David Evanson and Oliver Pursche
Forbes.com, Fall, 2013
Don’t look now, but European banks are trading at two-year highs and could post significant further gains in years to come. These bank shares have been beaten up, and unlike their U.S. counterparts, who have rallied sharply in the past two years, European banks have yet to fully recover.
Most importantly, the overall environment for these banks, as well as their “internal” health has greatly improved.
From a macro basis, Europe has exited recession, unemployment although still high, is dropping; and the regulatory environment is also becoming friendlier (European parliament recently amended some rules relating to capital ratios, treatment of assets, etc.).
Five To Consider Now
The five largest banks in Europe in my view, represent a great investment opportunity for aggressive investors.

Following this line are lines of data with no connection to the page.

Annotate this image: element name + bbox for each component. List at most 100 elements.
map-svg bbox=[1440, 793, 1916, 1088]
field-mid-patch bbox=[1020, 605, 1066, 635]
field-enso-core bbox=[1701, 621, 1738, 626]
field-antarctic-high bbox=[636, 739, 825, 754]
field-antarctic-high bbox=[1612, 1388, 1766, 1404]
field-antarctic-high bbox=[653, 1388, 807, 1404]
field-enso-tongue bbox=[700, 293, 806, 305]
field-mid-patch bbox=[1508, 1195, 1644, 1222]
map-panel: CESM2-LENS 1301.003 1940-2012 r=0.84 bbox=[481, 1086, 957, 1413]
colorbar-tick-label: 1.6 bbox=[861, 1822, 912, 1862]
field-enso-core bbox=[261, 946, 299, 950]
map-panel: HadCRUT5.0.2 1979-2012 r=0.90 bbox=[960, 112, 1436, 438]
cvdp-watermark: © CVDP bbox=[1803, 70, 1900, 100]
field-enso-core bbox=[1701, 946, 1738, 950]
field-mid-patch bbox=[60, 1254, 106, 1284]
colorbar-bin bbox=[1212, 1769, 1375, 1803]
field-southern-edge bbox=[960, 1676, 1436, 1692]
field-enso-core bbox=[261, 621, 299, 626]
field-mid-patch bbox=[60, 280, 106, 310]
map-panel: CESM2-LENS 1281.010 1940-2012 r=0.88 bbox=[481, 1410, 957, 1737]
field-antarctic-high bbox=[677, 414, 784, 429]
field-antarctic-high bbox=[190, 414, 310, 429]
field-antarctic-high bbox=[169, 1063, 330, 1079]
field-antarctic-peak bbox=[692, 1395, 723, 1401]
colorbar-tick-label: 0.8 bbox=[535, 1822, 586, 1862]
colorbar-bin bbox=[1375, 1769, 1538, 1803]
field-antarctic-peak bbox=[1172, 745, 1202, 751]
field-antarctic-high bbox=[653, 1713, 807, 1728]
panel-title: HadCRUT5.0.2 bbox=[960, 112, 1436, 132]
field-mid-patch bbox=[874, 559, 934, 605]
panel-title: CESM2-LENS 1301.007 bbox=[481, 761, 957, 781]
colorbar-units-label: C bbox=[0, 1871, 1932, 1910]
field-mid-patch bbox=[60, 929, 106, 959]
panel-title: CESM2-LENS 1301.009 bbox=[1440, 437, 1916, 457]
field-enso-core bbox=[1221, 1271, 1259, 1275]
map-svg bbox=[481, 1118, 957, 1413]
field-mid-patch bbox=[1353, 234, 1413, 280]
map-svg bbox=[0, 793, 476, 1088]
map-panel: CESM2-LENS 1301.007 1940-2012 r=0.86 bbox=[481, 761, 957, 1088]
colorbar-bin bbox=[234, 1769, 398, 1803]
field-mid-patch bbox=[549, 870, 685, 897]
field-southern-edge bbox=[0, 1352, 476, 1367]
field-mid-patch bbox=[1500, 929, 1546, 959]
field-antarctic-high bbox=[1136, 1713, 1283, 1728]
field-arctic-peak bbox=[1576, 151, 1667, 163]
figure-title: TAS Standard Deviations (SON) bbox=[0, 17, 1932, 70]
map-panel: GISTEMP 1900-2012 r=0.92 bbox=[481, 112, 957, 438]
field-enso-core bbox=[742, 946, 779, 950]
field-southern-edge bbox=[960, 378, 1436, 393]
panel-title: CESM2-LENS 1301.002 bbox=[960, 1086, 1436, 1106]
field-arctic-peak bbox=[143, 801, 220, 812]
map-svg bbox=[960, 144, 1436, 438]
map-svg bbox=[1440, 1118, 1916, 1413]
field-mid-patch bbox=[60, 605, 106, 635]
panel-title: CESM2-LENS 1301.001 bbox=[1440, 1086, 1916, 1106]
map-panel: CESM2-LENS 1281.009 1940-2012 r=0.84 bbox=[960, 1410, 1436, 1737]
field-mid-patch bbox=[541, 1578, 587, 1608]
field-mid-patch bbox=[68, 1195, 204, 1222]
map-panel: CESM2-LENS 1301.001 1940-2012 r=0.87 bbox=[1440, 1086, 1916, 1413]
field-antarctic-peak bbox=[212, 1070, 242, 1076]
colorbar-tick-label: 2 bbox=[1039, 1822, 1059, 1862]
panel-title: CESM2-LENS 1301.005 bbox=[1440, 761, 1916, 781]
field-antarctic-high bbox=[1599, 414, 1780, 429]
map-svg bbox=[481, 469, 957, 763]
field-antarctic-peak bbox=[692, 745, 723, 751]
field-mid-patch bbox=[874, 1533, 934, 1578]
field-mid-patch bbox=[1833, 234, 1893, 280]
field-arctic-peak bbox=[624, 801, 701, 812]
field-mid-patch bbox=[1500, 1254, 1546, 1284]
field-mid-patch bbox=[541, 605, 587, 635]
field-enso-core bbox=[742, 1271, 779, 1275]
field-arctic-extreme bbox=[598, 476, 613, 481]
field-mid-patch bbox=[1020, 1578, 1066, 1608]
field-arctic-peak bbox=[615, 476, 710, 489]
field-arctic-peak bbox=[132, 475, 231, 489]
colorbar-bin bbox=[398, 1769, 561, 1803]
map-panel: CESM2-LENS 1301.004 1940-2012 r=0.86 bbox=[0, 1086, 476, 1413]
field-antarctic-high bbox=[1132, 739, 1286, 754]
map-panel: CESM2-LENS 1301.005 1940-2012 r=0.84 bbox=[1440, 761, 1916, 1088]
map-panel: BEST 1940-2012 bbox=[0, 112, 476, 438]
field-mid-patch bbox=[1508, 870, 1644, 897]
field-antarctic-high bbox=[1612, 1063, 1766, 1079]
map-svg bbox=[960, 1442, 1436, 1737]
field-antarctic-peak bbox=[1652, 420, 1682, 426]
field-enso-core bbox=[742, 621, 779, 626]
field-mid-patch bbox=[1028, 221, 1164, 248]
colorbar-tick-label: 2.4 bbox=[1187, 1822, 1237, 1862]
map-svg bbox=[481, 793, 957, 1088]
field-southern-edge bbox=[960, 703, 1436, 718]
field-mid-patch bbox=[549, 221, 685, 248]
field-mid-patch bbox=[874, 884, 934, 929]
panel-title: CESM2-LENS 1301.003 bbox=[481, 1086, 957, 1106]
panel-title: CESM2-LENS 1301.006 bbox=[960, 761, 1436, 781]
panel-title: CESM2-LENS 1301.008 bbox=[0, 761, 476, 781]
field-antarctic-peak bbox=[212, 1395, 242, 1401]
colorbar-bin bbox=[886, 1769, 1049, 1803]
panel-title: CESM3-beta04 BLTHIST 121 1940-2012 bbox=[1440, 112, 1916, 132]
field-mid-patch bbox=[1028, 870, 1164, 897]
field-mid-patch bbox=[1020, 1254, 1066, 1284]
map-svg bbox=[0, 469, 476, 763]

Deutsche Bank, UBS, Societe General (EPA:GLE), Credit Suisse Group (CS) and BNP (EPA:BNP) are all still trading significantly below their pre-crisis levels, and all have gone through significant deleveraging and as a result of this and other factors, now have higher capital ratios than previously thought and then needed.
Here’s why each shows potential.
Deutsche Bank: Aggressive deleveraging should help lift margins by some 3%, making shares as much as 40% undervalued compared to major U.S. banks.
UBS: The core business is improving, as is investment banking. Higher revenue expectations make shares as much as 35% undervalued compared to major U.S. banks.
Credit Suisse Group: The second largest Swiss bank has the highest excess capital of the five large banks mentioned, this has not been reflected in its share price. According to Barclay’s Capital, shares could double in the next few years.
Societe General: The bank could be the largest beneficiary of the recent parliamentary rule changes relating to the treatment of capital. More favorable treatment of capital will allow the bank to increase various activities that could increase revenues substantially.
BNP: Beleaguered and beaten, this is a pure value play as shares are trading near book value when accounting for increased capital.
Investing in these banks isn’t for the faint of heart or risk averse investors. But, if you’re looking for a long-term aggressive capital appreciation play, European Banks may be the opportunity of a lifetime.
Disclosure: The author and/or his firm may hold positions in all stocks mentioned.